Since, it seems to be a very good alignment I was thinking it would have a good quality alignment, but it's not the case. It got a Mapping quality of 0. Where −10 log10 Pr{mapping position is wrong}
meaning that the 'mapping position is wrong' = 1.
So, the mapping position is considered to be wrong because the alignment is made from the reverse complement?

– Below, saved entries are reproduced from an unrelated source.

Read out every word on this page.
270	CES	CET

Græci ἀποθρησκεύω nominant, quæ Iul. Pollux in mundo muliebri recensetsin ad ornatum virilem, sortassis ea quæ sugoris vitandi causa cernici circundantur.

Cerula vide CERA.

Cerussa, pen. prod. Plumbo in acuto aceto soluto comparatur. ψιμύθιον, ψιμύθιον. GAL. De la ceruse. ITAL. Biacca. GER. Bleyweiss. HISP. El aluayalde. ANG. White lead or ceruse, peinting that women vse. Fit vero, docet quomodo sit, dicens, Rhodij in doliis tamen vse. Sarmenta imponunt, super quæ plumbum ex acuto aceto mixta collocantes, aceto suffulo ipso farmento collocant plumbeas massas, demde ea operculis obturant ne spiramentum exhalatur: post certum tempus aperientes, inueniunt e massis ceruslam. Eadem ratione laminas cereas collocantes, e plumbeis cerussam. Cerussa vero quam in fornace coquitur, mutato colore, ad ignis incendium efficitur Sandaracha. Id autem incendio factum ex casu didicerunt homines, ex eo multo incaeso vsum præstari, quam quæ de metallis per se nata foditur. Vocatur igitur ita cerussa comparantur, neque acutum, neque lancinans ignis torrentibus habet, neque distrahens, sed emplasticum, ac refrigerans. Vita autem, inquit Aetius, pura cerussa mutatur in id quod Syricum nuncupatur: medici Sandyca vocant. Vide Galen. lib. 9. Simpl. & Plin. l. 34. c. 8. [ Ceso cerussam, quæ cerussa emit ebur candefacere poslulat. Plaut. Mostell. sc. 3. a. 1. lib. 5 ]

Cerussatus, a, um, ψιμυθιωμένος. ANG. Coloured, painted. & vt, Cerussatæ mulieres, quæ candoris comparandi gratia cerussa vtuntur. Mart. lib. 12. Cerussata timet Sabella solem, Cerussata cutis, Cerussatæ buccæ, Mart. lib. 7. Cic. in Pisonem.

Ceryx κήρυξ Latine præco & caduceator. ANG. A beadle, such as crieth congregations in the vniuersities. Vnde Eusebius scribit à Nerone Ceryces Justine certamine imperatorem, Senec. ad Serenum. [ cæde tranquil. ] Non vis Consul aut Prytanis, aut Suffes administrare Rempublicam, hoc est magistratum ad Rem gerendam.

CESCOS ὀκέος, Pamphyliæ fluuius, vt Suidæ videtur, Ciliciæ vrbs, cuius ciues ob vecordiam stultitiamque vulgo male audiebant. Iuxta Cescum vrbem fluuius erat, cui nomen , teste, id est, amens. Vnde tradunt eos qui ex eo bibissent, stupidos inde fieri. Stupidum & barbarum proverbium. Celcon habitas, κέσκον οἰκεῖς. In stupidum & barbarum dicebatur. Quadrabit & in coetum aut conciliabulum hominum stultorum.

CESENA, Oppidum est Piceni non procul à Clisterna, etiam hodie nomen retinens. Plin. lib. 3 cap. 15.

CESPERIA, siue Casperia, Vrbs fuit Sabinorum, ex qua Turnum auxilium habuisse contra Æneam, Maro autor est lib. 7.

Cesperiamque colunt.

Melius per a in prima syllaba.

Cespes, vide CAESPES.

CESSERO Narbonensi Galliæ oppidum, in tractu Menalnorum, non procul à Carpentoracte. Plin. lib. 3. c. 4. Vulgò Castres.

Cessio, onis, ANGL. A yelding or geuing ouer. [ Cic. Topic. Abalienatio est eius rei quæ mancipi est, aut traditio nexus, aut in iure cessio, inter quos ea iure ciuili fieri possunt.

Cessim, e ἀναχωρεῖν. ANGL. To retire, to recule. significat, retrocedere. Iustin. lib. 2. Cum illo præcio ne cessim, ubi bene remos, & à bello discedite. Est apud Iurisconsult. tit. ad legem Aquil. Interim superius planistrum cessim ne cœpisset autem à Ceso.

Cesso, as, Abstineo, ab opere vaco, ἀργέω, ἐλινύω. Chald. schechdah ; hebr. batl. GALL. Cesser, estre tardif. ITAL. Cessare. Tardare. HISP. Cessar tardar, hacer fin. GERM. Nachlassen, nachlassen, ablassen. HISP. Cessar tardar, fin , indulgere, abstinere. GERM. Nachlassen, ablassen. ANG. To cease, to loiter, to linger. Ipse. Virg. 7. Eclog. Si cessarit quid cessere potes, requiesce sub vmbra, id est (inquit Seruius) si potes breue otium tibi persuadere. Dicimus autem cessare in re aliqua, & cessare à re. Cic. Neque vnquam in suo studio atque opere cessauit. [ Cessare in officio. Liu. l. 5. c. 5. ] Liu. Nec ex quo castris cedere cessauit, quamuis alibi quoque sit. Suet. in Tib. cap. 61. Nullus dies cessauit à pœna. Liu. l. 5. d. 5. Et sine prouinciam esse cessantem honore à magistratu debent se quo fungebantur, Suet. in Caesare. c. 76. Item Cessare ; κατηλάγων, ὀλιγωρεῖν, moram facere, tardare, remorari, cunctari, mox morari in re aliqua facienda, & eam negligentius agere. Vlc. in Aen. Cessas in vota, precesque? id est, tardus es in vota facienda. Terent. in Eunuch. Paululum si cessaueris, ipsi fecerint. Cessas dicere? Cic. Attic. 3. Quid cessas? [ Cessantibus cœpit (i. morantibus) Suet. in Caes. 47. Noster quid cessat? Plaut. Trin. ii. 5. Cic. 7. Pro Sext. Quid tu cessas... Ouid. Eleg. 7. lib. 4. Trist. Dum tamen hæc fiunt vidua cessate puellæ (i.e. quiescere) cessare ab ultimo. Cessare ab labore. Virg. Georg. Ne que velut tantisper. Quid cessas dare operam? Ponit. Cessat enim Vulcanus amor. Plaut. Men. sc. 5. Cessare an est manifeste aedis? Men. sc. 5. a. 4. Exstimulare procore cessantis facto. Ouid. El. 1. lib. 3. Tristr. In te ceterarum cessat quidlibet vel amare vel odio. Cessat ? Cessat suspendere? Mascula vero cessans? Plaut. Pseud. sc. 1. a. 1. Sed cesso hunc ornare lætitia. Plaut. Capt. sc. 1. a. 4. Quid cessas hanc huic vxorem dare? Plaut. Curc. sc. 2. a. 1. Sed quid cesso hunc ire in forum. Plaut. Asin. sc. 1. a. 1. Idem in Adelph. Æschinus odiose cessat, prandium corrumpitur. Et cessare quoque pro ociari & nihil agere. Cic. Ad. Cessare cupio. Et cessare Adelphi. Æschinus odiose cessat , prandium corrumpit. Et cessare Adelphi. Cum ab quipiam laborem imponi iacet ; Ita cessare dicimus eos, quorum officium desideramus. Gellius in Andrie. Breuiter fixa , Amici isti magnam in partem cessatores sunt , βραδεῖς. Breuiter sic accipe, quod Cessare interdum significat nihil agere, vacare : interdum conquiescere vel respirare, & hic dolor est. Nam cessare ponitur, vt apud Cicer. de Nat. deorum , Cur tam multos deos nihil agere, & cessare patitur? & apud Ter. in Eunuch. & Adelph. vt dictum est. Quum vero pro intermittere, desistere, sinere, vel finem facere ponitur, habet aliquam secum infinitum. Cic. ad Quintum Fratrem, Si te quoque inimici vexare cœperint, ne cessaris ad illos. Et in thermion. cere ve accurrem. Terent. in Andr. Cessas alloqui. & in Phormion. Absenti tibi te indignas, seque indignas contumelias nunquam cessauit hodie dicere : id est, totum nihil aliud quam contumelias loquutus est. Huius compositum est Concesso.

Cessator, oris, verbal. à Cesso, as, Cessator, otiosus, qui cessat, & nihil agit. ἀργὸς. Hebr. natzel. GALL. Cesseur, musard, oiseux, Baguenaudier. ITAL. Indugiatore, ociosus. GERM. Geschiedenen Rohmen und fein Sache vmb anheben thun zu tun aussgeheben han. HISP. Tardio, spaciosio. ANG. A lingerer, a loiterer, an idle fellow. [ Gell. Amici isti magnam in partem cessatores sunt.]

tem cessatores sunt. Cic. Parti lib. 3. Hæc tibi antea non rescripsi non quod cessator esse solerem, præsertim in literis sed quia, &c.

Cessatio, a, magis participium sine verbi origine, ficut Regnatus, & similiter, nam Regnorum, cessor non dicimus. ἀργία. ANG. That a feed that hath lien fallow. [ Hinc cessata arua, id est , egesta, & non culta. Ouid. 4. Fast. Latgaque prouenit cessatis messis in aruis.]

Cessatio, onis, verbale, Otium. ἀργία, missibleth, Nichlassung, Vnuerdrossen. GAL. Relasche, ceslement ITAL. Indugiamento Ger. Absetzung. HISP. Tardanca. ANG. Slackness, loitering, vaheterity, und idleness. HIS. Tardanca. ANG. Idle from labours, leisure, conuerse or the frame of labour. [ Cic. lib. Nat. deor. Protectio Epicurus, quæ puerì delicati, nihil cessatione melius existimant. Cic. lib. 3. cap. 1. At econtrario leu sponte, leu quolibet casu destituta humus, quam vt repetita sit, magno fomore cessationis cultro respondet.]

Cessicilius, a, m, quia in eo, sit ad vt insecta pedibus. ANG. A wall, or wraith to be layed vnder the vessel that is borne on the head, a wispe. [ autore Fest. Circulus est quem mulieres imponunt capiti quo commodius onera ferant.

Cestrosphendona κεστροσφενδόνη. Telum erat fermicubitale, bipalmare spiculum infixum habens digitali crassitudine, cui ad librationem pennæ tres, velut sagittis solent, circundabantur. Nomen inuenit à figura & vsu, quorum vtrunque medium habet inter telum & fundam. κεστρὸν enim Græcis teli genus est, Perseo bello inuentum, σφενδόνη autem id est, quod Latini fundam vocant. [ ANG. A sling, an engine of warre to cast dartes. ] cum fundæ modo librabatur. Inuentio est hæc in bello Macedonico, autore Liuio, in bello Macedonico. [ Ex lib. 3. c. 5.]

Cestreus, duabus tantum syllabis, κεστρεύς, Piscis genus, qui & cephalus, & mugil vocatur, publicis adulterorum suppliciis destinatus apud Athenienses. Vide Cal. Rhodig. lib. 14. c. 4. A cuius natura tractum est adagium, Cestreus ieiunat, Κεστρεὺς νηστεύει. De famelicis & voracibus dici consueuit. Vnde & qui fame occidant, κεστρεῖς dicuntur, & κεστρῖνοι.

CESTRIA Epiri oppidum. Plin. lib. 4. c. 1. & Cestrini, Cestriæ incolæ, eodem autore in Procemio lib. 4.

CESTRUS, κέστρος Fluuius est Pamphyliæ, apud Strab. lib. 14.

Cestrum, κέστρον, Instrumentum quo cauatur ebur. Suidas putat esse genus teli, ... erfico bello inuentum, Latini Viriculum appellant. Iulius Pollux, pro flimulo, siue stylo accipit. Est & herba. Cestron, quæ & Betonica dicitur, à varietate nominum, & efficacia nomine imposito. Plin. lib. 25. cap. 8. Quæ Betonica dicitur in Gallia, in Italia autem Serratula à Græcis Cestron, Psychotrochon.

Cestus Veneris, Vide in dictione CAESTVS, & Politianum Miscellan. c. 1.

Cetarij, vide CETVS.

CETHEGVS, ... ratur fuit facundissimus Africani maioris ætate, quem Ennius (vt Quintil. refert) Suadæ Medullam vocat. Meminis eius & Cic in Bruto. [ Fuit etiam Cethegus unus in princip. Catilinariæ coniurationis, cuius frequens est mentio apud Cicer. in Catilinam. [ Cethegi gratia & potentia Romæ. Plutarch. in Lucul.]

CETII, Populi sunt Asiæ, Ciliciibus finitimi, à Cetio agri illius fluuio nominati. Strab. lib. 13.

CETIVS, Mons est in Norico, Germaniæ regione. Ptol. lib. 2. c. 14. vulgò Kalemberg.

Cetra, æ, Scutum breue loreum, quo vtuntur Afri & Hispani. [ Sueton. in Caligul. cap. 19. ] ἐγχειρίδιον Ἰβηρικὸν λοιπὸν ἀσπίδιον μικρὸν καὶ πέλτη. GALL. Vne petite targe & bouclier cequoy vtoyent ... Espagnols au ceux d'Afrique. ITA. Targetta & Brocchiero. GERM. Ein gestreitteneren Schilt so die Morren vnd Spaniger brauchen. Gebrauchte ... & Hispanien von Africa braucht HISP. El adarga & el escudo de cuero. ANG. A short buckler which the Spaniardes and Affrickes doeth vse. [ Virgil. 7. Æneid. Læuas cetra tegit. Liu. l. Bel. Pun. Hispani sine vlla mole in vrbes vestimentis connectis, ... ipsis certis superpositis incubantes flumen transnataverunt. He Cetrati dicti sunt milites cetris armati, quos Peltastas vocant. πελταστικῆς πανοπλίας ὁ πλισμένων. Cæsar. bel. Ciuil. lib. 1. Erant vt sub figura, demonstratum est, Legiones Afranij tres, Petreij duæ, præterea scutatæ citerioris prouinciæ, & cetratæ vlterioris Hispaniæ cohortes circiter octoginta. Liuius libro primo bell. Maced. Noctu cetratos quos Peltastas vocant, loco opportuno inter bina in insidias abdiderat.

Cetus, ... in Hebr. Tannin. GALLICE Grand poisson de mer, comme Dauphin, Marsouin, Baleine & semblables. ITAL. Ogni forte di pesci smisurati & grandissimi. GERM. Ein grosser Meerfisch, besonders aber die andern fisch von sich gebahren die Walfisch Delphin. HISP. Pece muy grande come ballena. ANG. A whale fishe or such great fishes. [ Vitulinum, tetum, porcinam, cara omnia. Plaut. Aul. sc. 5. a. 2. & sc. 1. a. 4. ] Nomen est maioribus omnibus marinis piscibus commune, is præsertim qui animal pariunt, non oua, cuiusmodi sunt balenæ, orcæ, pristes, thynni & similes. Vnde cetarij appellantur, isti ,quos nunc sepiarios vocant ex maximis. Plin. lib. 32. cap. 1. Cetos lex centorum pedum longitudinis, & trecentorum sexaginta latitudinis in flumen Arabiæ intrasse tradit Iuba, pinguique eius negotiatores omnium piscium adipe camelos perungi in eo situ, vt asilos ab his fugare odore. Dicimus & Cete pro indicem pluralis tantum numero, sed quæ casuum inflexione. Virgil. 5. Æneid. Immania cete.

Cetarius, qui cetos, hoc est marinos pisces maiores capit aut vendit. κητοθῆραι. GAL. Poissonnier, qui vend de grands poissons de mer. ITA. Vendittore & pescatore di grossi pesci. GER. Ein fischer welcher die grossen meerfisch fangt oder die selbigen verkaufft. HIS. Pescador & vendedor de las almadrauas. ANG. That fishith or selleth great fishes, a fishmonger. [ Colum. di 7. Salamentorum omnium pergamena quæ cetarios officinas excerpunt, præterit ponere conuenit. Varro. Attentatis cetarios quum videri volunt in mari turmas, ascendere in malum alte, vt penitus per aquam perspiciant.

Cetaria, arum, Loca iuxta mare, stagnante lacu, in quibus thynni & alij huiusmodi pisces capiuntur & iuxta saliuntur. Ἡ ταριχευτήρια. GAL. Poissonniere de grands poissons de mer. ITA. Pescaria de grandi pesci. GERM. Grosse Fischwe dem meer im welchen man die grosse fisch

The second question that I have is about the CIGAR string 30M1S
:
Why the alignment has 30 Match and one single substitution when actually I see two differences position 22 and position 31.
>chr1:10538-10569
CCACCGAAATCTGTGCAGAGGACAACGCAGC --> Sequence in genome
CCACCGAAATCTGTGCAGAGGAGAACGCAGA --> Alignment sequence
Why this happened? Or why one difference is counted as Match?
Thank you in advance for your answers!
Thank you very much @Istvan Albert. This is so much clear for me now. I had noticed that there are several alignments for the same read from
NH:i:8
tag, and because I greped the name of that read into the sam file to find the 8 times. But, I didn't think that this could affect the quality for the alignment since I thought the alignment as the individual one.. hum.. a very Important thing. Thanks again for this.Said this, I would like to know your point of view. It's better to not consider this read for further analysis, since that I am not sure from which region from the genome the read really came on, or on the contrary I have to consider those regions taking into account the deep of reads in those regions?
On the other hand, I was expecting to have the
256
flag standing forsecondary alignment
as is said in the format specification https://samtools.github.io/hts-specs/SAMv1.pdf. But it's good to know now what272
flag means.Thank you very much in advance.
MarVi : Use this tool to understand what the flags mean.
This is so useful, thank you!
Binary flags add up. Secondary alignment + read aligned reverse = 256 + 16 = 272
Good to know. I am feeing really novice in this. Thank you!